Journal of Medical Systems
|December 10, 2017
Summary
Continuous fetal ECG monitoring is crucial for early detection of birth defects. This study developed a portable device and signal processing algorithms to extract fetal ECG from maternal ECG, enabling long-term monitoring and analysis of fetal heart rate variability.
Area of Science:
- Biomedical Engineering
- Cardiology
- Signal Processing
Background:
- Congenital heart defects are a leading cause of birth defect-related mortality.
- Current fetal monitoring methods like Cardiotachography (CTG) are limited for long-term, continuous use.
- Non-invasive fetal electrocardiogram (fECG) monitoring is essential for early detection of fetal cardiac issues.
Purpose of the Study:
- To develop a portable hardware prototype for continuous fetal ECG monitoring.
- To implement and evaluate signal processing algorithms for extracting fECG from maternal ECG.
- To analyze fetal heart rate variability (HRV) for assessing fetal health status.
Main Methods:
- Designed and developed a prototype hardware for raw ECG signal acquisition.

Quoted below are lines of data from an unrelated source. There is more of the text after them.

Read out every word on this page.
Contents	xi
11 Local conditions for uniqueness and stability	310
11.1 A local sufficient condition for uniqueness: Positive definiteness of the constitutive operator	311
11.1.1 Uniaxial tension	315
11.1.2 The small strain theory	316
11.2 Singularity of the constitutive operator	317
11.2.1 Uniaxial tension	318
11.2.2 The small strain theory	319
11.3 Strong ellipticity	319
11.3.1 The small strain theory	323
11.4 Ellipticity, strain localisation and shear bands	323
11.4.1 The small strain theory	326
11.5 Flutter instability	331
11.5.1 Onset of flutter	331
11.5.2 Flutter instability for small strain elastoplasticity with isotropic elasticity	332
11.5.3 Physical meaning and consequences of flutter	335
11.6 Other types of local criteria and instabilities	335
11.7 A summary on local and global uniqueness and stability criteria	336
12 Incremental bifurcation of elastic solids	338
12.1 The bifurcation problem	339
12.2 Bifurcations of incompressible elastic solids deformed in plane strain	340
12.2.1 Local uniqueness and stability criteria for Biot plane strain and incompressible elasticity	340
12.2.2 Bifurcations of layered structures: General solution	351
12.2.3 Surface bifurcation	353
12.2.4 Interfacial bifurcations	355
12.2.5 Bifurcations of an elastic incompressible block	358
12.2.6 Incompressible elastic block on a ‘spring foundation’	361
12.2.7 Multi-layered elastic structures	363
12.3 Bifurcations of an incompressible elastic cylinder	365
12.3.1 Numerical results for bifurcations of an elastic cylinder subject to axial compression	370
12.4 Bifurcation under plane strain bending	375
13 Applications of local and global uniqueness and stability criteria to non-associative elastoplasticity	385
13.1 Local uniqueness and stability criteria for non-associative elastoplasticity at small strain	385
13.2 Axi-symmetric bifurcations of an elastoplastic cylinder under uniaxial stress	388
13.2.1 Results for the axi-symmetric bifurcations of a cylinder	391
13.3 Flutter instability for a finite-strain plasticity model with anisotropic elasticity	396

- Employed two signal processing techniques: Least Mean Square (LMS) adaptive noise cancellation and Wavelet Transformation.
- Evaluated algorithms using simulated, database, and subject-acquired ECG signals.
Main Results:
- Successfully extracted fetal ECG signals using both LMS and Wavelet methods.
- Achieved high sensitivity and accuracy for fetal QRS detection (Adaptive: 96.83% sensitivity, 89.87% accuracy; Wavelet: 95.97% sensitivity, 88.5% accuracy).
- Analyzed time-domain parameters of fetal and maternal heart rate variability.
Conclusions:
- The developed prototype and signal processing algorithms enable effective continuous non-invasive fetal ECG monitoring.
- Both LMS and Wavelet techniques are viable for fECG extraction and HRV analysis.
- This approach supports early identification of fetal health issues and can aid in preventing stillbirths.